Started by kitz, April 11, 2018, 01:35:54 PM

Previous topic - Next topic

petewadey

Quote from: Illori on May 12, 2018, 06:16:57 AM
Quote from: petewadey on May 12, 2018, 04:06:08 AM
I'm very curious why this forum hasn't done anything about GDPR yet? As it holds the same personal data as mine or anyone else's Simple Machines Forum?

we are in the process of consulting a lawyer for what we need to do.
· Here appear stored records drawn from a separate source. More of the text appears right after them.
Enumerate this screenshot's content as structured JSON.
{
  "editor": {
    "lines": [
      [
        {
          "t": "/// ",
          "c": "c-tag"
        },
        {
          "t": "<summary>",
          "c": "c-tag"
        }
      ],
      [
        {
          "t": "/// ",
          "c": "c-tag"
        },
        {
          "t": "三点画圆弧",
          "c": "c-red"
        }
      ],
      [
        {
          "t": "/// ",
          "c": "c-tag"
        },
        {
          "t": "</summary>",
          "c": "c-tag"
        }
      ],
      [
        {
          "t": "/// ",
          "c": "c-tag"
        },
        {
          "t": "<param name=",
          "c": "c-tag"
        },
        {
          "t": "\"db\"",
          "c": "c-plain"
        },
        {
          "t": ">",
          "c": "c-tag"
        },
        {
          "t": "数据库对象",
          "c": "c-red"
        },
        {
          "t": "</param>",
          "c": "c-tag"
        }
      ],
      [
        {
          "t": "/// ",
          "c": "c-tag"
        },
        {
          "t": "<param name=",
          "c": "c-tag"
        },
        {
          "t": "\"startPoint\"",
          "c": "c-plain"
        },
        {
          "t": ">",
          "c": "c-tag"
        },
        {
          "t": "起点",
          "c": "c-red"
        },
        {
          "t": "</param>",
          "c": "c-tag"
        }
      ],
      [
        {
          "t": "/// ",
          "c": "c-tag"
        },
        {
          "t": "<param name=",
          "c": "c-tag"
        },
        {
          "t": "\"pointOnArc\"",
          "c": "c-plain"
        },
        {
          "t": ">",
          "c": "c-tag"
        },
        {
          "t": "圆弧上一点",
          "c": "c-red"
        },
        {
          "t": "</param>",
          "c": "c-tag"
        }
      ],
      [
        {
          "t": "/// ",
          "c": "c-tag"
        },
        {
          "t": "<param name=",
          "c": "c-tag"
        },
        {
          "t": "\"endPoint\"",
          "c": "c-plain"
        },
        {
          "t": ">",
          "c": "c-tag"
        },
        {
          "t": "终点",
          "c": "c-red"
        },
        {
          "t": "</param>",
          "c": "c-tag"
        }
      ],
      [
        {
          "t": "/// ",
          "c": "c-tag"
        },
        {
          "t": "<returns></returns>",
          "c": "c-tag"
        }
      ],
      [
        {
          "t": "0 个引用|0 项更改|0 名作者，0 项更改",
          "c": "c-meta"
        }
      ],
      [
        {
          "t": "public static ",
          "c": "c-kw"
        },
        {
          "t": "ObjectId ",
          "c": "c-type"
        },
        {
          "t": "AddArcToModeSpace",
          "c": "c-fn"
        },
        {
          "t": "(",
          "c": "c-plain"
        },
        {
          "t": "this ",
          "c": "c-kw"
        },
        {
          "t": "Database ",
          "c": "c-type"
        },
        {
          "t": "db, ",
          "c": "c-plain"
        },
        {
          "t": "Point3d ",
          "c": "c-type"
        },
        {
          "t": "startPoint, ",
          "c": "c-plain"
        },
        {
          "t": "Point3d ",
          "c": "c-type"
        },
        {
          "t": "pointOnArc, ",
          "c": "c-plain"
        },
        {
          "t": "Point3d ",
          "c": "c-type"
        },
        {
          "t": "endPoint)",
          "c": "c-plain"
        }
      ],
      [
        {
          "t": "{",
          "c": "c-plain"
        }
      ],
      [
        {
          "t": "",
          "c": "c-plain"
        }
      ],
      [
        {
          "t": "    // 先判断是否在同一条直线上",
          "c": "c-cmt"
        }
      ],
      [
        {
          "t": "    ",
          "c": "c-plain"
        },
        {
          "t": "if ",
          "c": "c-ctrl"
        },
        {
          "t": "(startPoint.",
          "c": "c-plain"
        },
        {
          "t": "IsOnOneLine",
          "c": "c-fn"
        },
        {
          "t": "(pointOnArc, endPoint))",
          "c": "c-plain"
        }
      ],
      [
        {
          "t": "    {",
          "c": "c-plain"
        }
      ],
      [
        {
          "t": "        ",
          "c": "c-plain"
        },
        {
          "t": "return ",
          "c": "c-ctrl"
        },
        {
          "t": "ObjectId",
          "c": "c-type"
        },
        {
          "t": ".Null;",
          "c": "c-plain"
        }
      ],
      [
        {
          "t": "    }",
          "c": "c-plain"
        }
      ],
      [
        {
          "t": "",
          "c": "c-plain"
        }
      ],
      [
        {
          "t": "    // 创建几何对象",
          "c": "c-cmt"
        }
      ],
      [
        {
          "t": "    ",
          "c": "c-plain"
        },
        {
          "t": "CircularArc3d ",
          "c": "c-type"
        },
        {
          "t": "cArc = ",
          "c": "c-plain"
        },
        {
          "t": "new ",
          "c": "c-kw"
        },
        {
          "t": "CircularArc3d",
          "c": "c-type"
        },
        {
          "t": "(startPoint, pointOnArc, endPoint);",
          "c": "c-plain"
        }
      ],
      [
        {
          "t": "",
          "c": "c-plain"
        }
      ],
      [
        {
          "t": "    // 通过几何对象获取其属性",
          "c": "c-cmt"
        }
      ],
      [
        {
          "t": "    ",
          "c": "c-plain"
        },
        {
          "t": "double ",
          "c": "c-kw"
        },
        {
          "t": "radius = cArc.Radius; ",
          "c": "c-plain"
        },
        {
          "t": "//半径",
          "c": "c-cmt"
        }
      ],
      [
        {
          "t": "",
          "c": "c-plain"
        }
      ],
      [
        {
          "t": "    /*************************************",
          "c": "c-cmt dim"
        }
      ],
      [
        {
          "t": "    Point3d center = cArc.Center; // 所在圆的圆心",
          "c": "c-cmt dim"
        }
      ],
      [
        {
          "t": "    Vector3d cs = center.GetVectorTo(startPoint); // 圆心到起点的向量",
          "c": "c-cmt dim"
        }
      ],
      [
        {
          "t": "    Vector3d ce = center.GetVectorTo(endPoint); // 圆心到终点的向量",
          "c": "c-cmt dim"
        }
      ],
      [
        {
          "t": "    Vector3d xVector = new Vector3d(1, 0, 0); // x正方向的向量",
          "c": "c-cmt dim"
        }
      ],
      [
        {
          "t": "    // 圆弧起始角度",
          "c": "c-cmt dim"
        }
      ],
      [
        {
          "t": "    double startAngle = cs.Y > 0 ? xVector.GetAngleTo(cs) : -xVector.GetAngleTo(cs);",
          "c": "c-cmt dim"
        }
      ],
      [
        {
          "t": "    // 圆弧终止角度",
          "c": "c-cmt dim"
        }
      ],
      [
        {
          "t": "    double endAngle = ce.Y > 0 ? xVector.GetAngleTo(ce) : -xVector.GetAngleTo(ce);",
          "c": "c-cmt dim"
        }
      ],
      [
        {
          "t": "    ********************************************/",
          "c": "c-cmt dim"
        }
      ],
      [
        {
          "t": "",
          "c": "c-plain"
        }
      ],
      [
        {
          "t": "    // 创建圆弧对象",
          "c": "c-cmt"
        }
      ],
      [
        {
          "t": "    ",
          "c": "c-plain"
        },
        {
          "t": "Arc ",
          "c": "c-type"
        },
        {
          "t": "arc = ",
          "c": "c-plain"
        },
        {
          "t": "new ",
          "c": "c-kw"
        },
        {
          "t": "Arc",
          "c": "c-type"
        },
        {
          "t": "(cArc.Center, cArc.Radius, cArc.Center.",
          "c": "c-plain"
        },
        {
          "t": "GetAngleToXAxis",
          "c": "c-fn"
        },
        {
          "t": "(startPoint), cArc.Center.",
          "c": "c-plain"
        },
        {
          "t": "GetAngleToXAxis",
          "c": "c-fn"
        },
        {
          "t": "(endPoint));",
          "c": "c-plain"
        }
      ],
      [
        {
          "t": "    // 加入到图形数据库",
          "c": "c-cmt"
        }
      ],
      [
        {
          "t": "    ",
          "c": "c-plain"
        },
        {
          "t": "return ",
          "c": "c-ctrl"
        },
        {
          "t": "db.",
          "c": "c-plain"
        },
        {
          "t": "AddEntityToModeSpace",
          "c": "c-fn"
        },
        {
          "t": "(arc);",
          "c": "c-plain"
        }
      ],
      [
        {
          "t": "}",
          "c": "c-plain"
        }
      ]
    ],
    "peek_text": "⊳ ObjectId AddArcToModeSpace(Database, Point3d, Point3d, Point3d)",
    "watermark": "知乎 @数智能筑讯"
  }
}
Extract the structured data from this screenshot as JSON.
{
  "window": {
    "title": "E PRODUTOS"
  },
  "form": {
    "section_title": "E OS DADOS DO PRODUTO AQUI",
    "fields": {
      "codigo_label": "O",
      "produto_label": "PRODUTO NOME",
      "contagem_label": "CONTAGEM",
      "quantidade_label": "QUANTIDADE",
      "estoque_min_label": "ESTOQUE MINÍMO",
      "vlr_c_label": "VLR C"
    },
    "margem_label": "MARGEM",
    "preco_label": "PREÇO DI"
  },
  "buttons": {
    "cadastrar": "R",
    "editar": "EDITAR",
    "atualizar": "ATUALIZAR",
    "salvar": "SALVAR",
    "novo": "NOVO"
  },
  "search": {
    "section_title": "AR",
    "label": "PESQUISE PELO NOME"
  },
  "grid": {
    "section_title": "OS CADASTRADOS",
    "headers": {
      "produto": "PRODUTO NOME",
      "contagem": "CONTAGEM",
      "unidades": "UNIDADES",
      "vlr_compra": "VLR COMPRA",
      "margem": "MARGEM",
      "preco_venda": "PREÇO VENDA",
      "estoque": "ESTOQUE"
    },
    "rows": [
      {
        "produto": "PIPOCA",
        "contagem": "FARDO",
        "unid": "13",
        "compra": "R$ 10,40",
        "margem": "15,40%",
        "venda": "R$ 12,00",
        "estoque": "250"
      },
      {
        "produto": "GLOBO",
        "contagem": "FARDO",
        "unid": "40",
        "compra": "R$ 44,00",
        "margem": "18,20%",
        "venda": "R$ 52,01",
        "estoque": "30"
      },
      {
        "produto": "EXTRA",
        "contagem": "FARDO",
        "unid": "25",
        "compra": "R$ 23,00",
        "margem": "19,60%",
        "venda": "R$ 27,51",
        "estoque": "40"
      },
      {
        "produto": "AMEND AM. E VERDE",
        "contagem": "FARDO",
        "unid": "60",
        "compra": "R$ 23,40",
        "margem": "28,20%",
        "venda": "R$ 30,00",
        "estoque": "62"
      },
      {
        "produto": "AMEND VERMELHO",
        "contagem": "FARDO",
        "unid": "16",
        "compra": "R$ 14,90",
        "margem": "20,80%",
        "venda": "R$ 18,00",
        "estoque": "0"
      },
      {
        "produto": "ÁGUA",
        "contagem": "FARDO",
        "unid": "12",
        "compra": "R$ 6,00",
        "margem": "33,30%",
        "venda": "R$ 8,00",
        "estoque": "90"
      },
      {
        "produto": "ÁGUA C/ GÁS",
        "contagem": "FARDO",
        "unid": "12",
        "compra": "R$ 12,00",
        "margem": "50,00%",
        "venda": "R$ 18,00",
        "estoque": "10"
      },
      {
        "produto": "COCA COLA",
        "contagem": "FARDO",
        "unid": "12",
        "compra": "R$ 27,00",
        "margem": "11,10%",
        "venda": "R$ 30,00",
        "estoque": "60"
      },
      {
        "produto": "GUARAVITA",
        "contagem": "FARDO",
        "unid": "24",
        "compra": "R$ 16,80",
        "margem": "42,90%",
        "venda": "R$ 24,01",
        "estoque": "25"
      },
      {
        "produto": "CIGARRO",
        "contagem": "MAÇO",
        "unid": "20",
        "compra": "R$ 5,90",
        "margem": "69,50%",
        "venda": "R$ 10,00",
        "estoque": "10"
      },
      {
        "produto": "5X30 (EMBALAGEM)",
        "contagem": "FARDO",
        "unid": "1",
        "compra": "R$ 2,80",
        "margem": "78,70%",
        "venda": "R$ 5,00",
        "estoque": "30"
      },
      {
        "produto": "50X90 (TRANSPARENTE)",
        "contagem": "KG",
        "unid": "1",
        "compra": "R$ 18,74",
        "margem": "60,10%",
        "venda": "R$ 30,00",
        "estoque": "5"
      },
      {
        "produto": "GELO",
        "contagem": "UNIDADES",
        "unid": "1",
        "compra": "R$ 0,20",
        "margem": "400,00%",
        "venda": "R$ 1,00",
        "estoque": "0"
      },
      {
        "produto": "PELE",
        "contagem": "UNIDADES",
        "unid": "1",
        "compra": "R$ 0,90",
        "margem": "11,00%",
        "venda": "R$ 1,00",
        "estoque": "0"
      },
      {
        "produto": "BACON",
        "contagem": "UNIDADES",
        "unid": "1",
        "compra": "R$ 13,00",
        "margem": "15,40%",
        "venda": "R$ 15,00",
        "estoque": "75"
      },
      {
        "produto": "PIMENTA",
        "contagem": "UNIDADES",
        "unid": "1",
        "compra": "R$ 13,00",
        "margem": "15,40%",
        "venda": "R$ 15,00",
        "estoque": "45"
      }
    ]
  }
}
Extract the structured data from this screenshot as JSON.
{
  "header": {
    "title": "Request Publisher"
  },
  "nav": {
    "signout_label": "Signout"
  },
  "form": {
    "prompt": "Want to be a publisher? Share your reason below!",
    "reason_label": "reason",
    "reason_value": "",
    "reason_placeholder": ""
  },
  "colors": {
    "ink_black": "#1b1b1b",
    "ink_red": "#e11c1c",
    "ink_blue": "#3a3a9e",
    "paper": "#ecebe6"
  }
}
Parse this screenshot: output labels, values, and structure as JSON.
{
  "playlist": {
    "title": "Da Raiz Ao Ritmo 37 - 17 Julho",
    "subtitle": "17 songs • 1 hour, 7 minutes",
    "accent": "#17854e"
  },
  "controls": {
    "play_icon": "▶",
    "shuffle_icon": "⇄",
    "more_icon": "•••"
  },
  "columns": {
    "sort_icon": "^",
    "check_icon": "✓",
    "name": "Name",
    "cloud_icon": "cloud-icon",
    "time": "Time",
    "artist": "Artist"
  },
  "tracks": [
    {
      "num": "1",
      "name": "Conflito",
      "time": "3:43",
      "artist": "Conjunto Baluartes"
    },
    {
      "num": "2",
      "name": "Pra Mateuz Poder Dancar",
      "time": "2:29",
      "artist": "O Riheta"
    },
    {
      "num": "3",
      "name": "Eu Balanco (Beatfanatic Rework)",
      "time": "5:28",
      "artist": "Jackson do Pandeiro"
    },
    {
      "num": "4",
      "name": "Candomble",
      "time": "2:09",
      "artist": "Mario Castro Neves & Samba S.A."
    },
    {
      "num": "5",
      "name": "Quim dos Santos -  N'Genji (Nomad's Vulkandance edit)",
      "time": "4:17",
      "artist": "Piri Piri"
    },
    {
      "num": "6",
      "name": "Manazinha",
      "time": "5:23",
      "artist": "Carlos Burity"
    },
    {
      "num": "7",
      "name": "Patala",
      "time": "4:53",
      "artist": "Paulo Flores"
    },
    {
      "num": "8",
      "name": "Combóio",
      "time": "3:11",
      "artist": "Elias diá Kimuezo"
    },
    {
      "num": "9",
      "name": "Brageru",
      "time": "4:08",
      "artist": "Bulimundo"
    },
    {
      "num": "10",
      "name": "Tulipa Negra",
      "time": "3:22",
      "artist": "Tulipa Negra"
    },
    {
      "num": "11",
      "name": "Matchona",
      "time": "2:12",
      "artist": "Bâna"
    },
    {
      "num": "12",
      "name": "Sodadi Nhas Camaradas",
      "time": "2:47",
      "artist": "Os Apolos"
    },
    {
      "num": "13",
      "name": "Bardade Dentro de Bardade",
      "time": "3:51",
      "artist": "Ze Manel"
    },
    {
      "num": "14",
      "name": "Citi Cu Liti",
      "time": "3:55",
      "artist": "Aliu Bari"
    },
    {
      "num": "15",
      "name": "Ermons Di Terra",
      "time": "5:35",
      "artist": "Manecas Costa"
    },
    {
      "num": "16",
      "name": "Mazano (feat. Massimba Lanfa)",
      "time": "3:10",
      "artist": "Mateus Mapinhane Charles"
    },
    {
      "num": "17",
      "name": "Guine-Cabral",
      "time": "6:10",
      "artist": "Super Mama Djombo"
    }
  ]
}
Thanks. I will wait and see the outcome.

Si6776

Does the GDPR Helper record when members agree to the User Agreement and Privacy Policy?  If not, is there any way to do this, or is the fact that they have to have consented to access the forum enough?

Bigguy

I have over 1000 posts on my site. When I try to download my content I get this error:
QuoteMore than 1000 messages in selected range please make your range smaller to export
If I make the range smaller how do I download ALL my data. ??? An error comes with this:
Invalid argument supplied for foreach()Profile.template.php Line 1473

I am sorry if this post is in the wrong place. If it needs to be moved that's cool.

vbgamer45

Quote from: Si6776 on May 12, 2018, 06:13:40 PM
Does the GDPR Helper record when members agree to the User Agreement and Privacy Policy?  If not, is there any way to do this, or is the fact that they have to have consented to access the forum enough?
Yes it does.

Quote from: Bigguy on May 12, 2018, 10:16:45 PM
I have over 1000 posts on my site. When I try to download my content I get this error:
QuoteMore than 1000 messages in selected range please make your range smaller to export
If I make the range smaller how do I download ALL my data. ??? An error comes with this:
Invalid argument supplied for foreach()Profile.template.php Line 1473

I am sorry if this post is in the wrong place. If it needs to be moved that's cool.
So you would do in portions with a start and end index.
If the forum has 100k messages and you posted 2000 times. I would try first a starrt index of 1 and end index of 50000 then repeat for the second part a start index of 50000 and end index of 100000
Community Suite for SMF - Take your forum to the next level built for SMF, Gallery,Store,Classifieds,Downloads,more!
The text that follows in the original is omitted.